On Tue, 8 Jul 2008, Thomas Bächler wrote:
Daniel Isenmann schrieb:
*But* I think it is a bit important that we look at why we're doing
this - for a handful (5 or 6) closed source apps. flash, teamspeak,
skype, google-earth (and wine). It seems like a lot of work for a
handful of apps. That's why I'm neutral on this. I think the rationale
is sound, but it sounds like a lot of forward MOTION for little
forward PROGRESS.
It is some work, but it is worth it. I want this because my computer is not
in an ideal world where I can simply port everything to 64 bit. This is the
real world, where I depend on applications I that need 32 bit environments,
even worse, I depend on applications that only work in x86_64/i386 multilib
environments.
I agree. I've been using Thomas' multilib flash for the last few days and
it works fine. The open source alternatives for flash doesn't work all the
time. Having a working flash on x86_64 without going through the bother
of a chroot is nice.
I really don't see the advantage to do this. Like Aaron said, there are
just about 5-6 apps, which are not available on x86_64.
See above.
The next thing
is, why should we support it official?
You are all so much about terminology. The "official" part is not what this
is about, but the "separate" part. I want a clean 32bit environment separate
from the "normal" repositories. And if you want to call it
[community-multilib] instead of multilib, fine.

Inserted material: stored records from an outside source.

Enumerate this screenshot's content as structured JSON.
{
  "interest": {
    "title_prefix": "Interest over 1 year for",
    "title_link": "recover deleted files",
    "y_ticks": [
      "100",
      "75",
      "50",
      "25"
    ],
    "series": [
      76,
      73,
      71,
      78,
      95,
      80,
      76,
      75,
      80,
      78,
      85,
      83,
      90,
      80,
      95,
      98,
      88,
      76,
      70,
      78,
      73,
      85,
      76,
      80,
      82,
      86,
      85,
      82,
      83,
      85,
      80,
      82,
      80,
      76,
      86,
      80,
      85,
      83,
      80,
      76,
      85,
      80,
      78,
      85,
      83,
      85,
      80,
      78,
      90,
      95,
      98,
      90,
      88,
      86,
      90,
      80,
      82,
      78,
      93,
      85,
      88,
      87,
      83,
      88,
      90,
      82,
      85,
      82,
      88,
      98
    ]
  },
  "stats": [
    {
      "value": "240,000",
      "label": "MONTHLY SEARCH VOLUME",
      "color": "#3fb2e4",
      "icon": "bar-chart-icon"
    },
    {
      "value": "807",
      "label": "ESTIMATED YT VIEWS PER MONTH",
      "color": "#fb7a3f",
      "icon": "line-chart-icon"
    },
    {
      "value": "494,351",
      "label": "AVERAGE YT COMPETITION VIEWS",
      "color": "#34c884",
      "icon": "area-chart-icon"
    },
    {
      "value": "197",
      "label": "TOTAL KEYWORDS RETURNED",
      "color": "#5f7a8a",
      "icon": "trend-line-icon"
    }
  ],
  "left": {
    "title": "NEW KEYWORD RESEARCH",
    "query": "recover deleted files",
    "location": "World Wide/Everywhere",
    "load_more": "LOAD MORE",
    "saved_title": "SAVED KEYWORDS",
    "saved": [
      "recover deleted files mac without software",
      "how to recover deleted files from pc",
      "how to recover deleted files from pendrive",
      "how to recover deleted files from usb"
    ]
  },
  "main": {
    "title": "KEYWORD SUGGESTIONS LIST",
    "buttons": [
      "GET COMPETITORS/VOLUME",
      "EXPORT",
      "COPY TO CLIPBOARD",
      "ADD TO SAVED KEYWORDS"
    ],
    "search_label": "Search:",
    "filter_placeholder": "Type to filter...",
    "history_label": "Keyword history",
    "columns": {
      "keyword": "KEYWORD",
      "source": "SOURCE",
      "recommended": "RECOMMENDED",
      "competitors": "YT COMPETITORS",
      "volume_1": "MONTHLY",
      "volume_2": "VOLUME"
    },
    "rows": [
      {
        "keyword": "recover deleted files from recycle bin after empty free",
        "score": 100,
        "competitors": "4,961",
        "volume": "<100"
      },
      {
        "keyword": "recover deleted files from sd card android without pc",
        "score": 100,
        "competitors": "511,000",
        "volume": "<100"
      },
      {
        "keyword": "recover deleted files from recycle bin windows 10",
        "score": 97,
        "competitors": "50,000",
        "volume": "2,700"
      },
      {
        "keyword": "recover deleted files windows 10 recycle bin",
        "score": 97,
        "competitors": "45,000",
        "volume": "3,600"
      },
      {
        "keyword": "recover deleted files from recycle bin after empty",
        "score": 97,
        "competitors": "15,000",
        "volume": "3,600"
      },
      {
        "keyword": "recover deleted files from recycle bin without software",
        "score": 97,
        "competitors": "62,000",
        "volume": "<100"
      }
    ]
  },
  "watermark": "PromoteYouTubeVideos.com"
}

I can't see why it would be OK to have this stuff in community but not in
their own repo. As Thomas will be maintaining them in each case, the
workload would be the same.
There are users out there which
are happy with the lib32-* packages in community. The TUs are doing a
great job on this.
You haven't really read my posting. The lib32-* packages are broken by
design. This is just a lot of work being done, about a good job ... that's
another category.
Why should we (we seen as dev) support those stuff?
Well, because I want do, and so do others, possibly. Why should we not
support it?
I am interested in this stuff and would be willing in helping Thomas with
the maintenance.
Why not bringing your stuff into community as a replacement for the
lib32-* packages? In my opinion setting up an additional official
repo just for multilib is too much work, which isn't needed (MY
opinion).
1) Setting up a repository is 0 work.
2) Because it doesn't belong in community, it doesn't belong in extra or even
in core. It's a different thing and it should be in its own place.
Having it in it's seperate repo would also unclutter the community repo.